As for feats, I wasn't anticipating requiring any feats to use Autofire, but that's based mostly on setting flavor. It might make sense that a character needs training to use autofire weapons competently - might divide Weapon Training into (martial) and (firearms), or make firearms martial weapons and make (autofire) an additional category - again, depending on the setting.
I've got no particular insight into bursts - i'm not planning on using burst rules unless as special features of particular weapons. For example, a gun that allows the use of burst fire for +2 to the damage (or more), but doubling what I call the "whammy range" for jams, misfires, and running out of ammo. ("Whammies" in my games are bad things that happen when you role a natural 1, or higher if there's an extended whammy range. This is what I use instead of tracking ammunition, and I often encourage my players to describe their own whammies during play. Obviously, I enjoy a very fast-and-loose approach to my games.)
The issue I see debated regarding the interaction of armor and extra hits - damage bonus vs multiple Toughness saves - is, I think, mathematically a non-issue (at least to a limited degree). If we were to assume that a target was hit by a long burst of, say, 20 bullets, and the armor provides protection against each and every one of these bullets, then either A. the GM rules the attack wholly ineffective because no shot has any hope of penetrating the armor (
very rare) or B. the defender effectively rolls 20 Toughness saves - which statistically gives the same result as rolling a single save against a damage bonus that has been increased by +20.
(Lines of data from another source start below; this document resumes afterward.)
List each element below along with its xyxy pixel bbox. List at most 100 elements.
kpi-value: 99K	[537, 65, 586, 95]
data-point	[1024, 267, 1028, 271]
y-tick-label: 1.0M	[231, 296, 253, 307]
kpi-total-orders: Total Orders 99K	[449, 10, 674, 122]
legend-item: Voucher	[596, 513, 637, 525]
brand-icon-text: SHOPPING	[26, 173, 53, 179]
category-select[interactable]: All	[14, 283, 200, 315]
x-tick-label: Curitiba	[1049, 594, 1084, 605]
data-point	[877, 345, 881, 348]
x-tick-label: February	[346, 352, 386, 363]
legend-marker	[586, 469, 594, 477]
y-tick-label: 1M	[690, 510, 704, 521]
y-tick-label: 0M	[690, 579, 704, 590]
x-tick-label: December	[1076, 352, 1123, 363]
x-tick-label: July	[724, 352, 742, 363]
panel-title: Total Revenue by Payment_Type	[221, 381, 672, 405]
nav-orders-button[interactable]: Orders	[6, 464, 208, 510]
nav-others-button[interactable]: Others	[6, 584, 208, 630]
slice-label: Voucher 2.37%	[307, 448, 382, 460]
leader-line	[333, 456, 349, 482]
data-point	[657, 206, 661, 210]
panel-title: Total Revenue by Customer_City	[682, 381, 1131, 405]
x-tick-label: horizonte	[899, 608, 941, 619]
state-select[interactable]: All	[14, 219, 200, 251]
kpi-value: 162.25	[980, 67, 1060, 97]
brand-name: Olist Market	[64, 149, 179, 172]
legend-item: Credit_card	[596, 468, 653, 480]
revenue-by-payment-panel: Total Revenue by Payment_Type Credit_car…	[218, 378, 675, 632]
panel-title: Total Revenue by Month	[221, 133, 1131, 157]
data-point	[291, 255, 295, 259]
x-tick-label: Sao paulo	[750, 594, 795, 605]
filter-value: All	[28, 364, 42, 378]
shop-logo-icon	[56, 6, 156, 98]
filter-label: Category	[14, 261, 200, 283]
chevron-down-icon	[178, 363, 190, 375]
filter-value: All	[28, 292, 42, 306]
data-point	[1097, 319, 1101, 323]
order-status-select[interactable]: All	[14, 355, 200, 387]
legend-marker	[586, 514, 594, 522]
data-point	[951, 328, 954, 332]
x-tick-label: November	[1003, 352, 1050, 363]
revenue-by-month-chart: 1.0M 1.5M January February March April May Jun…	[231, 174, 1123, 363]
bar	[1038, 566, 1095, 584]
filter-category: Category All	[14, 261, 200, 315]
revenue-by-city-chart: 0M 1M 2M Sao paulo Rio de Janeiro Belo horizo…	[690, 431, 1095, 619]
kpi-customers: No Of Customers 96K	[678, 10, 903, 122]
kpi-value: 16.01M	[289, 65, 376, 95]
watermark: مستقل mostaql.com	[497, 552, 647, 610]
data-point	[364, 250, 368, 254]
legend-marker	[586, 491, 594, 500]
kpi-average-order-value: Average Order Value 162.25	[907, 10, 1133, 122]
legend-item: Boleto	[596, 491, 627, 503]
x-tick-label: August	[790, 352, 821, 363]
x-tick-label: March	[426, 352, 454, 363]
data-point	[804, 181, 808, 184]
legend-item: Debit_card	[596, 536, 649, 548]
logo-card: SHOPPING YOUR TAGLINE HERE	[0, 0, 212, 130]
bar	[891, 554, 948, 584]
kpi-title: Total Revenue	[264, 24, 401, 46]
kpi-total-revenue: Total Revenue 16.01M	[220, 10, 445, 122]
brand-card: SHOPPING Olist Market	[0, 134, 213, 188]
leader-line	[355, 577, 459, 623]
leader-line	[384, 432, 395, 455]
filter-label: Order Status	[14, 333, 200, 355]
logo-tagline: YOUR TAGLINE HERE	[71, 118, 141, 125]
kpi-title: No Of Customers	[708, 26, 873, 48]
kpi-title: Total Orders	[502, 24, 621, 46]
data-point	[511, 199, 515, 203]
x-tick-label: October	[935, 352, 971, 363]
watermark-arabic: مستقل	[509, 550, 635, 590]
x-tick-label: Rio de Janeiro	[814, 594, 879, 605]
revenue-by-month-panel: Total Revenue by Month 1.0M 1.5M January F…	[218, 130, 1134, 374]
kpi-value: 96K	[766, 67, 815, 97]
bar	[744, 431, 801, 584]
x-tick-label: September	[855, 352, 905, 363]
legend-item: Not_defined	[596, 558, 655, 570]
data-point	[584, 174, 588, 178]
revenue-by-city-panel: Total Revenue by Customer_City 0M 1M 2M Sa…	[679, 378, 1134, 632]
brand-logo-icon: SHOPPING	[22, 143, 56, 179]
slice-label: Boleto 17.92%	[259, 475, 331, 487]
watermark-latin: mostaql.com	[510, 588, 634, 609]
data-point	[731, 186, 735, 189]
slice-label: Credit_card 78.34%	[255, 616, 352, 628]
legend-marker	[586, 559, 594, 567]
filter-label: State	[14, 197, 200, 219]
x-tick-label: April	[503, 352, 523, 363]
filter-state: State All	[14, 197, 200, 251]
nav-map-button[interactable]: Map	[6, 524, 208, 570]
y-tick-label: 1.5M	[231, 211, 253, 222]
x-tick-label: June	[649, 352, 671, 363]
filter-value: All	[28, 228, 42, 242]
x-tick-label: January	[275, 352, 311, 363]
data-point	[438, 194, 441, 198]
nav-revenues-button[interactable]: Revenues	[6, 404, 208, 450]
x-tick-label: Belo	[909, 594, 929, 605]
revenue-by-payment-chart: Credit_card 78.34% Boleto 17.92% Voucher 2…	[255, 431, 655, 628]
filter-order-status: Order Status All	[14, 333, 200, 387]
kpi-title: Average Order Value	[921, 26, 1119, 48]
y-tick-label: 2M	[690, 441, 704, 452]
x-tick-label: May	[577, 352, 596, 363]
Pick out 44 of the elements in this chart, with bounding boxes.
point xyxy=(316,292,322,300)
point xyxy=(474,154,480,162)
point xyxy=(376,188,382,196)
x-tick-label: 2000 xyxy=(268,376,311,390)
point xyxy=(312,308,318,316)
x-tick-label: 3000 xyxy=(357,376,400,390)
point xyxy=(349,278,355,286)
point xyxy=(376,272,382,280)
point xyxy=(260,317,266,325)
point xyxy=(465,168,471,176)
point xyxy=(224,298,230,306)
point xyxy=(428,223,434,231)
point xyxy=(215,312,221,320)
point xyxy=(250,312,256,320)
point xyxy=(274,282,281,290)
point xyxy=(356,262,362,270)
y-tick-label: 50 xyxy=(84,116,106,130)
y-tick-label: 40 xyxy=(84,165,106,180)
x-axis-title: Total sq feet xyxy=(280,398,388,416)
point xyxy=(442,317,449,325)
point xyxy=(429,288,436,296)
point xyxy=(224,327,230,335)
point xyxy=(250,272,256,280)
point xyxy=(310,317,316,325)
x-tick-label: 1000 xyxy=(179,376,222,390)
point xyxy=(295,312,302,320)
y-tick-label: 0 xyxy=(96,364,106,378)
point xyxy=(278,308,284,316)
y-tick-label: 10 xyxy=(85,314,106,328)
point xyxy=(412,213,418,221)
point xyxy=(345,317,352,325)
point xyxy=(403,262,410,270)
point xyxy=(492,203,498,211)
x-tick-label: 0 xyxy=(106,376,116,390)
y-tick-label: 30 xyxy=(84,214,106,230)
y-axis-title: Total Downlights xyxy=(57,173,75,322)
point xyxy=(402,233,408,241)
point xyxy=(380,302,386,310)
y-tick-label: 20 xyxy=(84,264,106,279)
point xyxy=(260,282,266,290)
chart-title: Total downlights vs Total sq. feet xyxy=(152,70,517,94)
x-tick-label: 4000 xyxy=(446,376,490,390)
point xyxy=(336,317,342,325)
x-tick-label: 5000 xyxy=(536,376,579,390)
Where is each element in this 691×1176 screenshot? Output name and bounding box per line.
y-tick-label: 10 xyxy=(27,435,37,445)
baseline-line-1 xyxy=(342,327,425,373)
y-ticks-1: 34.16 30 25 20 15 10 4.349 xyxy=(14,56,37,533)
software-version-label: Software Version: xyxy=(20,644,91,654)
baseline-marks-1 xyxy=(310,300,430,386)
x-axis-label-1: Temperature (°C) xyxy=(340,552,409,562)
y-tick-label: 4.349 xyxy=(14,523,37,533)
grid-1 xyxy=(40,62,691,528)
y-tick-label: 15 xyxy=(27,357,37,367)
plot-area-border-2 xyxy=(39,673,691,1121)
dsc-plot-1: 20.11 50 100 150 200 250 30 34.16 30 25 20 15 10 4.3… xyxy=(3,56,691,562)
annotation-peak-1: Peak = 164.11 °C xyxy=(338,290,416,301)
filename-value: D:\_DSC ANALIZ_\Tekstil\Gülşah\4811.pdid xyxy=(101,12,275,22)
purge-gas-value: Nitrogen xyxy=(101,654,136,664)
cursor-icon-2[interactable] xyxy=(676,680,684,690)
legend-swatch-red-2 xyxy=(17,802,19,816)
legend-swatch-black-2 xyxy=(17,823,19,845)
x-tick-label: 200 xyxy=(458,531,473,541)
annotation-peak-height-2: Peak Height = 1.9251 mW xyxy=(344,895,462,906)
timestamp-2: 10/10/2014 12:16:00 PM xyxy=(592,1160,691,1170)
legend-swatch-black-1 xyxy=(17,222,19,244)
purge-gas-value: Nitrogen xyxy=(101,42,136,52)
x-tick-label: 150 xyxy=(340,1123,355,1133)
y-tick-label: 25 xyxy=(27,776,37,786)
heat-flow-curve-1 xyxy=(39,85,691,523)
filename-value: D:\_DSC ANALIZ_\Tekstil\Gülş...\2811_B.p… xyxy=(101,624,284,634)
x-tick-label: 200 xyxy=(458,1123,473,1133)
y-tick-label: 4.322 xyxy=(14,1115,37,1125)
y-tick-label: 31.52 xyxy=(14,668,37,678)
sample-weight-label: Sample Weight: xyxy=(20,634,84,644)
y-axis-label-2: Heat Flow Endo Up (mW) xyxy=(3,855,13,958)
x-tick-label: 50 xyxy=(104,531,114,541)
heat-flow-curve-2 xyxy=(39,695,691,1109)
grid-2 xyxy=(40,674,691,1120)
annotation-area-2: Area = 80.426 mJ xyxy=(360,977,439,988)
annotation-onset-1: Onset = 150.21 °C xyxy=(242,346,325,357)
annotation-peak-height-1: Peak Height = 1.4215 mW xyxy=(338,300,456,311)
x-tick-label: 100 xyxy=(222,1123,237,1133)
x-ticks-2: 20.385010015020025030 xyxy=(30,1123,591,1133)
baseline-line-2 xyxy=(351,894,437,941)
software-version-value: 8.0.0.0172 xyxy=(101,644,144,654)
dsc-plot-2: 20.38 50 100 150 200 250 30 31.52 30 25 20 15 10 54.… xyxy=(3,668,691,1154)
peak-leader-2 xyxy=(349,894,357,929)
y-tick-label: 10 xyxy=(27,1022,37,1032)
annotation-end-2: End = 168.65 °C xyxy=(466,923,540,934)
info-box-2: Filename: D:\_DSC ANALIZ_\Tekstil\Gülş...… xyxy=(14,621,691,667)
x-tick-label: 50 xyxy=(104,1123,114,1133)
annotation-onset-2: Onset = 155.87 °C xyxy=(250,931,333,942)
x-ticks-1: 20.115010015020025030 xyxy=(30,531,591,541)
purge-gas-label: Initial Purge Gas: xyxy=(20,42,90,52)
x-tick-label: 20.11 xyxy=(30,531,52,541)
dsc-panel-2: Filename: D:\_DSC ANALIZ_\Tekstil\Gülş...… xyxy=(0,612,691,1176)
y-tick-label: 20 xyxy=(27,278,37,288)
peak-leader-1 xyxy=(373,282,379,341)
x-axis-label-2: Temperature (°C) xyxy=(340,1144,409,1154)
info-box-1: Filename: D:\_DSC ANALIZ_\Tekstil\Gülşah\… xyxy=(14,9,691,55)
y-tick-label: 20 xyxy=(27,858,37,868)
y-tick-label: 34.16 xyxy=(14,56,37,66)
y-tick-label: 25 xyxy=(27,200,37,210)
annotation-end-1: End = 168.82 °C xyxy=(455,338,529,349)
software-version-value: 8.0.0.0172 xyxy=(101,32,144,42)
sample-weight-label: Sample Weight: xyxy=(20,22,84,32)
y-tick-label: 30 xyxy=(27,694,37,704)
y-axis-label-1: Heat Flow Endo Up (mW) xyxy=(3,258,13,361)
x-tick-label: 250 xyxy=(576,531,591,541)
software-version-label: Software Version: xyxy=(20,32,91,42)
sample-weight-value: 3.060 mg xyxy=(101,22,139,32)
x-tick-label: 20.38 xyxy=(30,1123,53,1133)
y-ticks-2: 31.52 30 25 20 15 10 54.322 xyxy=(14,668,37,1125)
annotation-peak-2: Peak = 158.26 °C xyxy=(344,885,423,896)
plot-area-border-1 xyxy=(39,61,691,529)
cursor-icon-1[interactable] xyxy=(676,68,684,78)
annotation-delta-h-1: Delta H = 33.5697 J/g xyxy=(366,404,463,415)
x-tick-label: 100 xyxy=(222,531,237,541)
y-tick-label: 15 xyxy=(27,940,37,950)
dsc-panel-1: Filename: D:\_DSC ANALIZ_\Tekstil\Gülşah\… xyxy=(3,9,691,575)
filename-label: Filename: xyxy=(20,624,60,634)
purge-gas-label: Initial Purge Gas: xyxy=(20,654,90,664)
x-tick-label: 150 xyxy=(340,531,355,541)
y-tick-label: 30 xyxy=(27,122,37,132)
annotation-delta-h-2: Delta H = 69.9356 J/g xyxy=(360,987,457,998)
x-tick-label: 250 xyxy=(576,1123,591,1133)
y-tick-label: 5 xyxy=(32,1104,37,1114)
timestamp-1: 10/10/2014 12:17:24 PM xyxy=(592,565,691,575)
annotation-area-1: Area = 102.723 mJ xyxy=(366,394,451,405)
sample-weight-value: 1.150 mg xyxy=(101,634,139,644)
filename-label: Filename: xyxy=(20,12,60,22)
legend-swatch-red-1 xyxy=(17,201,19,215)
In all probability, at least one of those saves would be the worst possible result, one would be the best possible, and most of the ups and downs woudl come out about even. Since we only care about the results that are under a certain figure, we simplify. (One difference: rolling twenty saves could conceivably accumulate a lot of Hurt results, skewing the results further toward losing Health levels and dying right away; rolling against a massive damage bonus makes autofire slightly less deadly - a character may go straight to dying, but not to dead.)
Make of that what you will, I guess.
No kitten is going to tell me what to do. I'll fall off this branch to my death if I feel like it!